No safety concerns emerged in RAISE (Randomized Placebo-Controlled ITP Study With Eltrombopag), a 197-patient trial sponsored by GlaxoSmithKline and designed to evaluate long-term use of the agent. Adverse events were minor and similar with eltrombopag and placebo.
For patients who are “refractory to the conventional therapy or suffering from the side effects, there is now new hope and a new treatment,” principal investigator Dr. Gregory Cheng of the Chinese University of Hong Kong said at a press briefing.
The availability of eltrombopag and romiplostim (AMG-531, Nplate), another new thrombopoietin receptor agonist, represents “a huge change” in thinking about ITP and will greatly benefit patients, according to Dr. Sherrill J. Slichter, an investigator at the briefing, who was not involved in the eltrombopag study and who emphasized that she has no stock in the companies behind these new drugs.
“It has been an enormous boon to the management of these patients to be able to show that some of the ones who fail immunosuppressive therapy in fact respond to an agent that increases platelet production,” said Dr. Slichter of Puget Sound Blood Center for the National Heart, Lung, and Blood Institute Transfusion Medicine/Hemostasis Clinical Trials Network in Seattle. Stopping eltrombopag leads to a reduction in platelet counts, she said: “So it is not a cure, but it is a treatment.”
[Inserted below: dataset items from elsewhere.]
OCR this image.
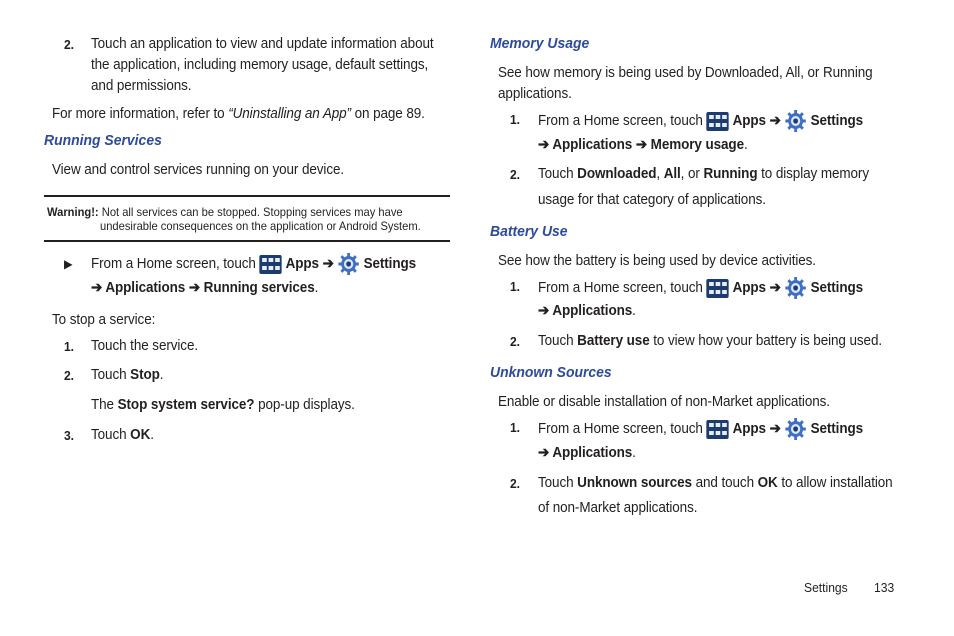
2. Touch an application to view and update information about
the application, including memory usage, default settings,
and permissions.
For more information, refer to “Uninstalling an App” on page 89.
Running Services
View and control services running on your device.
Warning!: Not all services can be stopped. Stopping services may have
undesirable consequences on the application or Android System.
▶ From a Home screen, touch Apps ➔ Settings
➔ Applications ➔ Running services.
To stop a service:
1. Touch the service.
2. Touch Stop.
The Stop system service? pop-up displays.
3. Touch OK.
Memory Usage
See how memory is being used by Downloaded, All, or Running
applications.
1. From a Home screen, touch Apps ➔ Settings
➔ Applications ➔ Memory usage.
2. Touch Downloaded, All, or Running to display memory
usage for that category of applications.
Battery Use
See how the battery is being used by device activities.
1. From a Home screen, touch Apps ➔ Settings
➔ Applications.
2. Touch Battery use to view how your battery is being used.
Unknown Sources
Enable or disable installation of non-Market applications.
1. From a Home screen, touch Apps ➔ Settings
➔ Applications.
2. Touch Unknown sources and touch OK to allow installation
of non-Market applications.
Settings 133
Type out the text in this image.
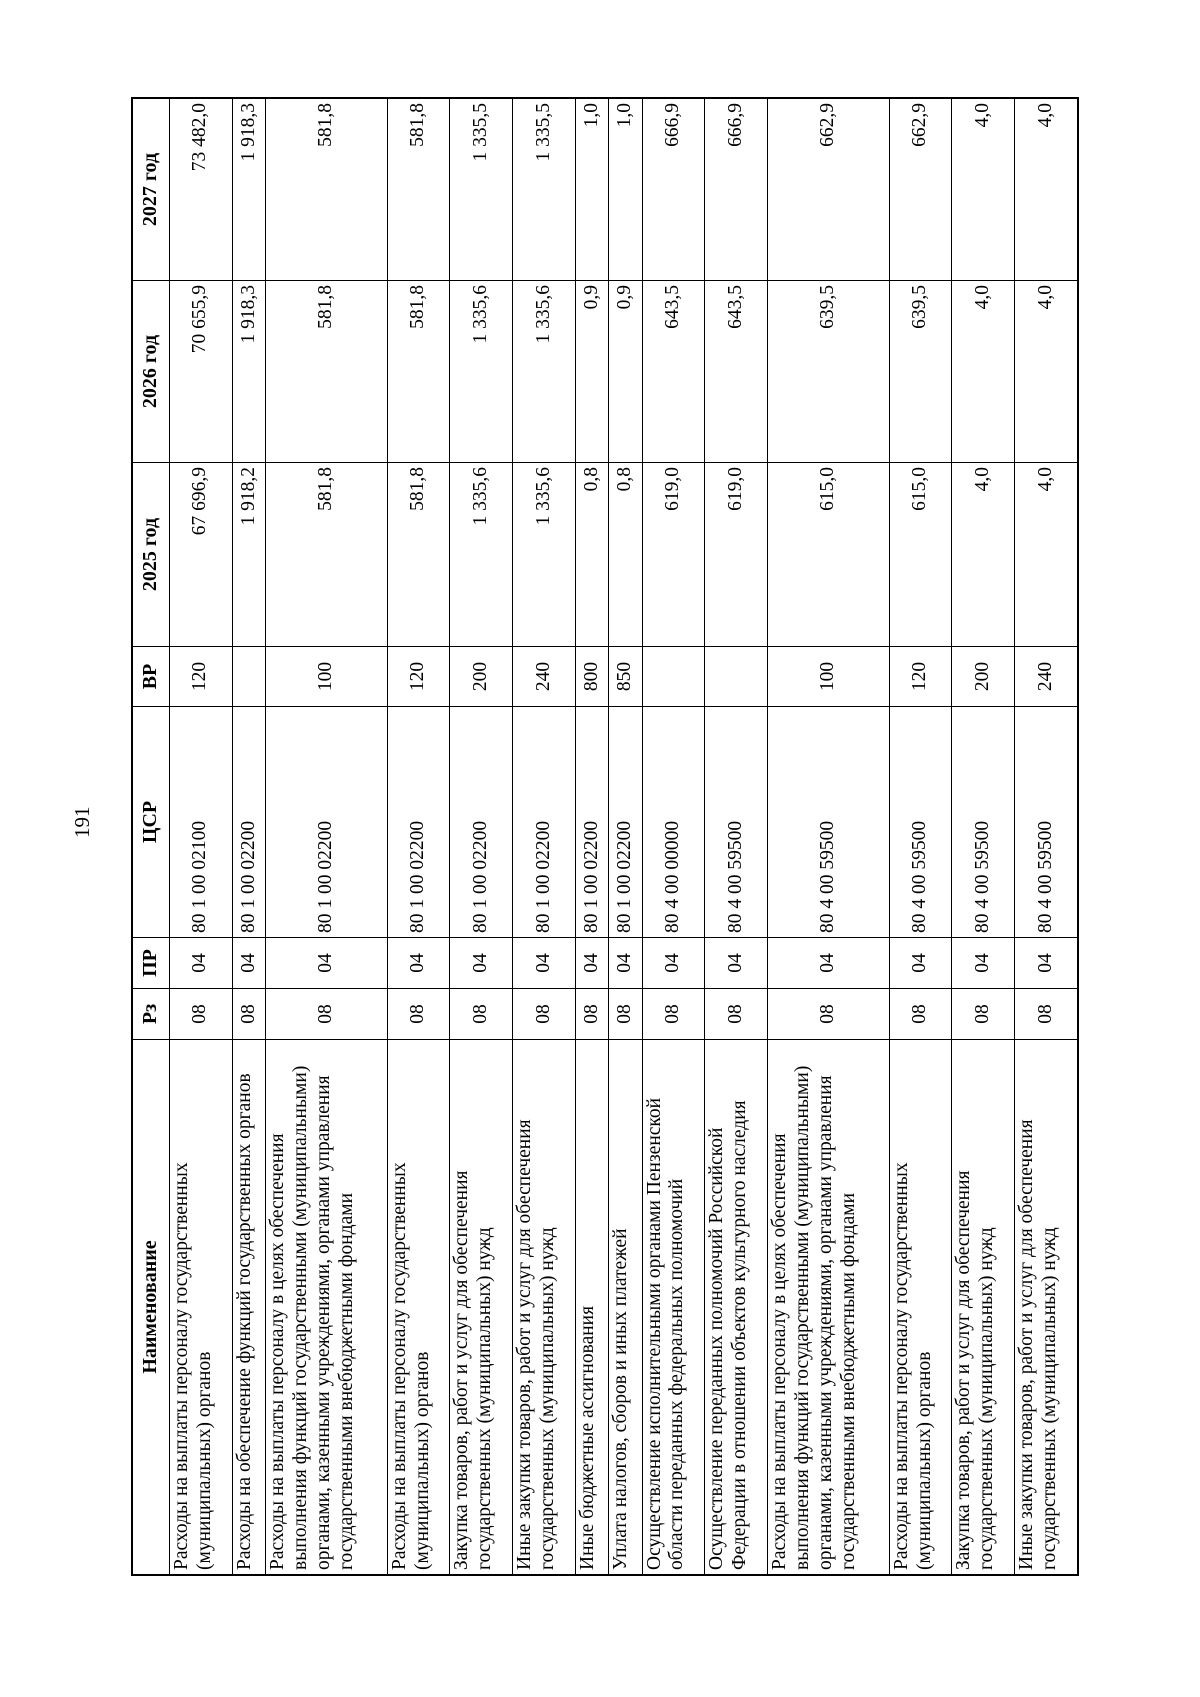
191
Наименование	Рз	ПР	ЦСР	ВР	2025 год	2026 год	2027 год
Расходы на выплаты персоналу государственных (муниципальных) органов	08	04	80 1 00 02100	120	67 696,9	70 655,9	73 482,0
Расходы на обеспечение функций государственных органов	08	04	80 1 00 02200		1 918,2	1 918,3	1 918,3
Расходы на выплаты персоналу в целях обеспечения выполнения функций государственными (муниципальными) органами, казенными учреждениями, органами управления государственными внебюджетными фондами	08	04	80 1 00 02200	100	581,8	581,8	581,8
Расходы на выплаты персоналу государственных (муниципальных) органов	08	04	80 1 00 02200	120	581,8	581,8	581,8
Закупка товаров, работ и услуг для обеспечения государственных (муниципальных) нужд	08	04	80 1 00 02200	200	1 335,6	1 335,6	1 335,5
Иные закупки товаров, работ и услуг для обеспечения государственных (муниципальных) нужд	08	04	80 1 00 02200	240	1 335,6	1 335,6	1 335,5
Иные бюджетные ассигнования	08	04	80 1 00 02200	800	0,8	0,9	1,0
Уплата налогов, сборов и иных платежей	08	04	80 1 00 02200	850	0,8	0,9	1,0
Осуществление исполнительными органами Пензенской области переданных федеральных полномочий	08	04	80 4 00 00000		619,0	643,5	666,9
Осуществление переданных полномочий Российской Федерации в отношении объектов культурного наследия	08	04	80 4 00 59500		619,0	643,5	666,9
Расходы на выплаты персоналу в целях обеспечения выполнения функций государственными (муниципальными) органами, казенными учреждениями, органами управления государственными внебюджетными фондами	08	04	80 4 00 59500	100	615,0	639,5	662,9
Расходы на выплаты персоналу государственных (муниципальных) органов	08	04	80 4 00 59500	120	615,0	639,5	662,9
Закупка товаров, работ и услуг для обеспечения государственных (муниципальных) нужд	08	04	80 4 00 59500	200	4,0	4,0	4,0
Иные закупки товаров, работ и услуг для обеспечения государственных (муниципальных) нужд	08	04	80 4 00 59500	240	4,0	4,0	4,0
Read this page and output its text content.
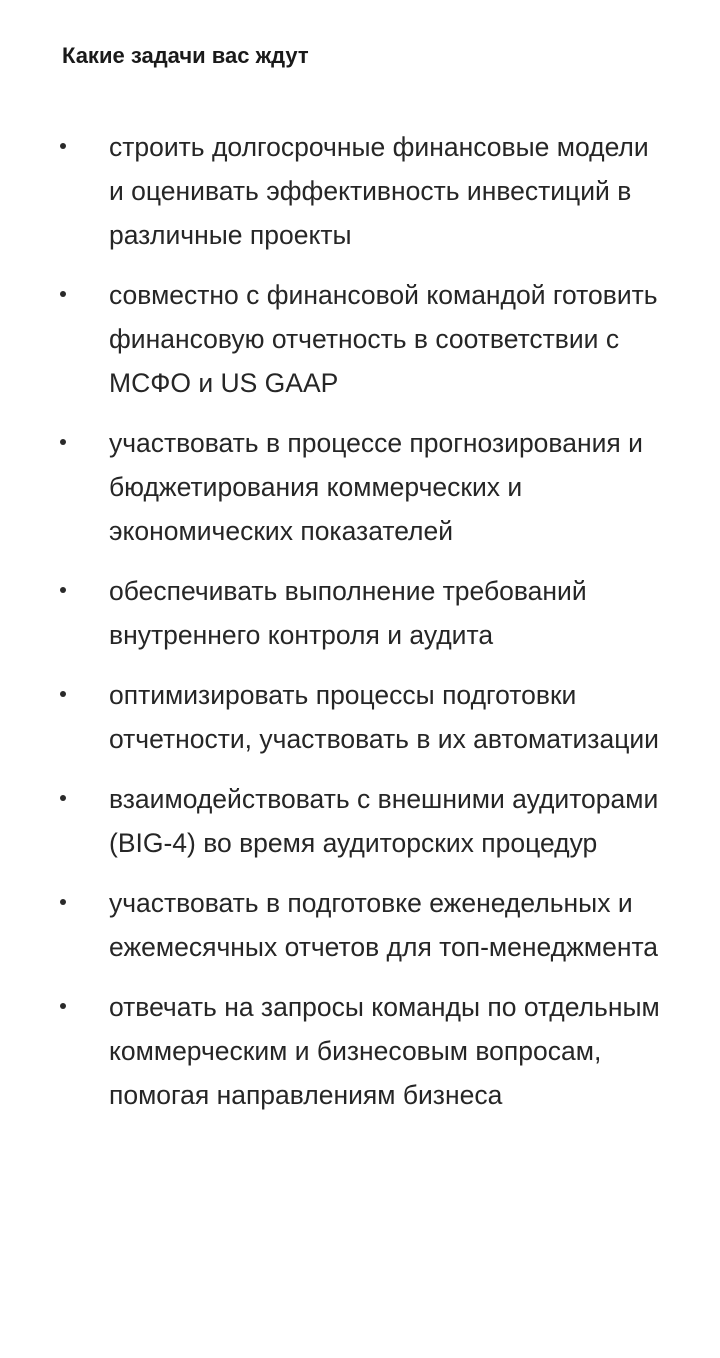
Какие задачи вас ждут
строить долгосрочные финансовые модели и оценивать эффективность инвестиций в различные проекты
совместно с финансовой командой готовить финансовую отчетность в соответствии с МСФО и US GAAP
участвовать в процессе прогнозирования и бюджетирования коммерческих и экономических показателей
обеспечивать выполнение требований внутреннего контроля и аудита
оптимизировать процессы подготовки отчетности, участвовать в их автоматизации
взаимодействовать с внешними аудиторами (BIG-4) во время аудиторских процедур
участвовать в подготовке еженедельных и ежемесячных отчетов для топ-менеджмента
отвечать на запросы команды по отдельным коммерческим и бизнесовым вопросам, помогая направлениям бизнеса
Still, despite enthusiasm for Dr. Cheng's results, neither Dr. Slichter nor Dr. Kenneth Kaushansky, president of ASH, was ready to use eltrombopag in patients who still have other options. Indeed, Dr. Kaushansky, chair of the department of medicine at the University of California, San Diego, predicted that hematologists would be slow to adopt eltrombopag and romiplostim.
“We have not seen significant side effects so far from thrombopoietin-stimulating agents,” he said. “But we don't have years and tens of thousands of experiences yet. Once we begin to see [that] the side effect profile of those agents is not significant, then I think confidence will grow in those agents, and I think we will see those agents used earlier.”
Dr. Cheng agreed that, in his own practice, he still reserves eltrombopag for chronic patients who have failed to respond to other proven therapies. “My first line of therapy will still be corticosteroids,” he said, concurring that potentially curative treatments, including splenectomy, should be tried before potentially lifelong treatment with eltrombopag.
An exception might be an ITP patient scheduled for surgery, Dr. Cheng suggested. Currently, the patient might be admitted to a hospital for preparation with intravenous immunoglobulin, but 2 weeks of oral eltrombopag therapy could be an outpatient alternative. “Then they have the surgery and can stop the medication afterward,” he said.
RAISE randomized adults with platelet counts below 30,000 mcL who had failed at least one other ITP therapy. While 135 patients received a starting dose of 50 mg of eltrombopag once daily, another 62 patients received a placebo. Depending on response, the trial allowed titration of the eltrombopag dose up or down in a range of 25–75 mg once a day.
Investigators set the primary end point as achieving platelet counts between 50,000 and 400,000 mcL. Dr. Cheng said that 75% of the eltrombopag cohort reached target, vs. 28% of those on placebo. This was true regardless of splenectomy status. The odds ratio for achieving a response with eltrombopag was 8.2.
Median counts were 16,000 mcL in both cohorts before the initiation of treatment, and never went above 30,000 mcL in the placebo group, according to data released by GlaxoSmithKline. In the eltrombopag cohort, it rose to 36,000 mcL after 1 week, and thereafter ranged from 52,000 mcL to 91,000 mcL during the study. The median returned to baseline within 2 weeks of stopping eltrombopag at the end of the study.
Secondary end points favoring eltrombopag included more patients stopping or reducing simultaneous ITP medications (59% vs. 32%) and fewer patients needing rescue therapy (19% vs. 40%).
Dr. Cheng disclosed being a consultant to and receiving honoraria from GlaxoSmithKline. His coinvestigators included employees of the company and holders of equity ownership.